Fully understanding how different types of bonds work, whether they are corporate or government, can give you essential information regarding potential investments in them. There are many key things to know before investing in bonds. These essential parameters can help you gauge how likely you are to create returns from your bond, how much risk you are willing to take on, how long you should stay invested, and more. Consider the following parameters before following through with a bond investment.

  1. How risky is the bond investment?

Although they seem more stable then equity investments, there are numerous risks associated with bond investments as well. One of the things to know before investing in bonds is the amount of risk associated with your particular investment. This can include credit risk, liquidity risk, interest rate risk, and inflation risk, among others. There are a slew of management tools an investor can use to not only assess the degree of risk your investment offers but also how you can manage it. 

  1. How tolerant are you of risk?

Your own risk tolerance is a crucial factor in determining your overall investment strategy. With bonds, in particular, knowing how much risk you are willing to take translates into the following risk profiling- what negative results do you expect to see from a hypothetical failed investment, what is the cost that could be associated with each risky investment, and what your target return on investment is from bonds.

  1. Does my bond investment align with my investment horizon?
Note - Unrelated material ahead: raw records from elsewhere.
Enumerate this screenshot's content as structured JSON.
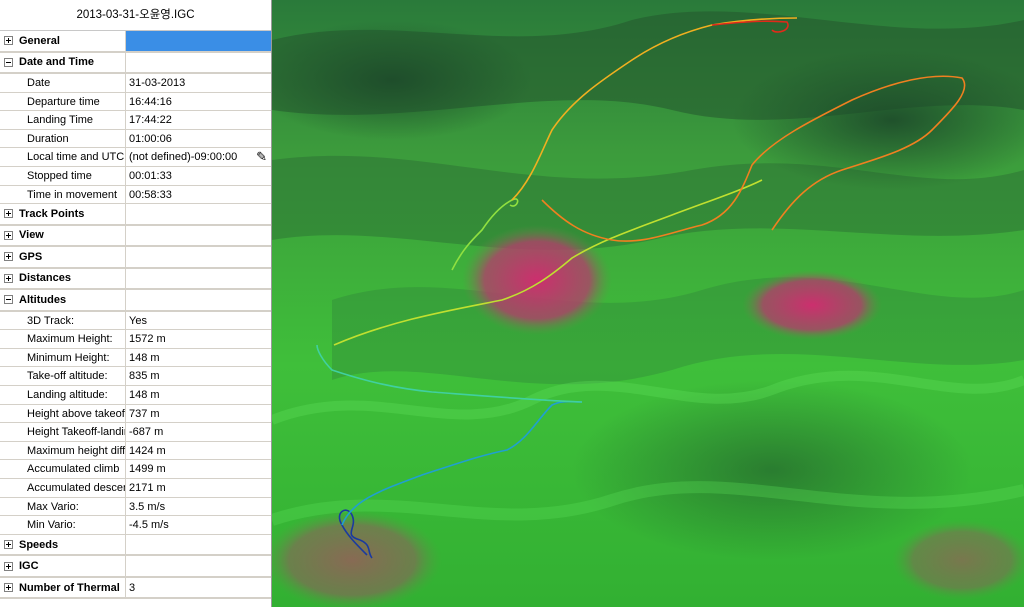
{
  "window": {
    "title": "2013-03-31-오윤영.IGC"
  },
  "sections": {
    "general": {
      "label": "General"
    },
    "date_time": {
      "label": "Date and Time",
      "rows": [
        {
          "key": "Date",
          "value": "31-03-2013"
        },
        {
          "key": "Departure time",
          "value": "16:44:16"
        },
        {
          "key": "Landing Time",
          "value": "17:44:22"
        },
        {
          "key": "Duration",
          "value": "01:00:06"
        },
        {
          "key": "Local time and UTC d",
          "value": "(not defined)-09:00:00"
        },
        {
          "key": "Stopped time",
          "value": "00:01:33"
        },
        {
          "key": "Time in movement",
          "value": "00:58:33"
        }
      ]
    },
    "track_points": {
      "label": "Track Points"
    },
    "view": {
      "label": "View"
    },
    "gps": {
      "label": "GPS"
    },
    "distances": {
      "label": "Distances"
    },
    "altitudes": {
      "label": "Altitudes",
      "rows": [
        {
          "key": "3D Track:",
          "value": "Yes"
        },
        {
          "key": "Maximum Height:",
          "value": "1572 m"
        },
        {
          "key": "Minimum Height:",
          "value": "148 m"
        },
        {
          "key": "Take-off altitude:",
          "value": "835 m"
        },
        {
          "key": "Landing altitude:",
          "value": "148 m"
        },
        {
          "key": "Height above takeoff",
          "value": "737 m"
        },
        {
          "key": "Height Takeoff-landir",
          "value": "-687 m"
        },
        {
          "key": "Maximum height differ",
          "value": "1424 m"
        },
        {
          "key": "Accumulated climb",
          "value": "1499 m"
        },
        {
          "key": "Accumulated descen",
          "value": "2171 m"
        },
        {
          "key": "Max Vario:",
          "value": "3.5 m/s"
        },
        {
          "key": "Min Vario:",
          "value": "-4.5 m/s"
        }
      ]
    },
    "speeds": {
      "label": "Speeds"
    },
    "igc": {
      "label": "IGC"
    },
    "thermals": {
      "label": "Number of Thermal",
      "value": "3"
    }
  },
  "colors": {
    "selection": "#3a8ee6",
    "terrain_green": "#33b533",
    "terrain_pink": "#c03a78",
    "track_start": "#1a3aa0",
    "track_end": "#e01a1a"
  },
  "icons": {
    "pencil": "pencil-icon",
    "expand": "plus-icon",
    "collapse": "minus-icon"
  }
}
Does the bond investment’s maturity terms align with the investment horizon you have planned? This is important as different types of bonds have different maturity periods. Upon maturity, an investor redeems or receives his principal amount back with earned interest. The same date is one at which the bond is resold to the issuer. If a bond goes over one’s investment horizon, there may be issues of having enough liquid funds available for one’s financial goals. If a bond’s maturity period falls under one’s investment horizon, one may be cutting their investment short too soon without taking advantage of the available time to compound their earnings.

  1. Will I be keeping my bond until maturity?

Sometimes, bond issuers might redeem an investor’s bond investment at a date earlier than its maturity date. This is a significant risk associated with some bond investments known as ‘call risk.’ Cases in which the issuer takes the call to redeem the funds are in response to a drop in interest rates while observing a rise in market prices. Investors should be careful when determining which bond to invest in as some may have a call date prior to maturity while others will not. Different issuers can be comparatively more likely or less likely to take action on the call. 

  1. How is interest paid out?

The structure of your bond interest rate payments also affects your investment. It is vital to figure out if your bond’s coupon has floating or fixed interest rates. A fixed coupon bond interest rate will provide a set percentage of interest payments given at face value. Floating interest rates vary as per the current benchmark. If a bond offers the latter type of interest structure, their prospectus shall carefully educate potential buyers on when the rate is calculated and how the floating rate operates. 

  1. What happens in case of a default?

Going default is another way of stating that the issuer has become insolvent or bankrupt. This is the worst-case scenario of investment in bonds but it is vital to consider what might happen to your investments if this became a reality. Investors can determine their LGD or loss given default and also their recovery rate. Another key parameter to consider when it comes to determining the security of one’s bond issuer is to see how high in seniority it ranks with respect to payouts. This estimate can give you an idea of how likely you are to receive your payouts in case the issuer becomes insolvent. 


Investments in any asset require attention before and during the process. Key parameters like risk tolerance, call-risk, bond interest rate, investment horizon, and more, can allow an investment to strategically align with one’s long term financial goals.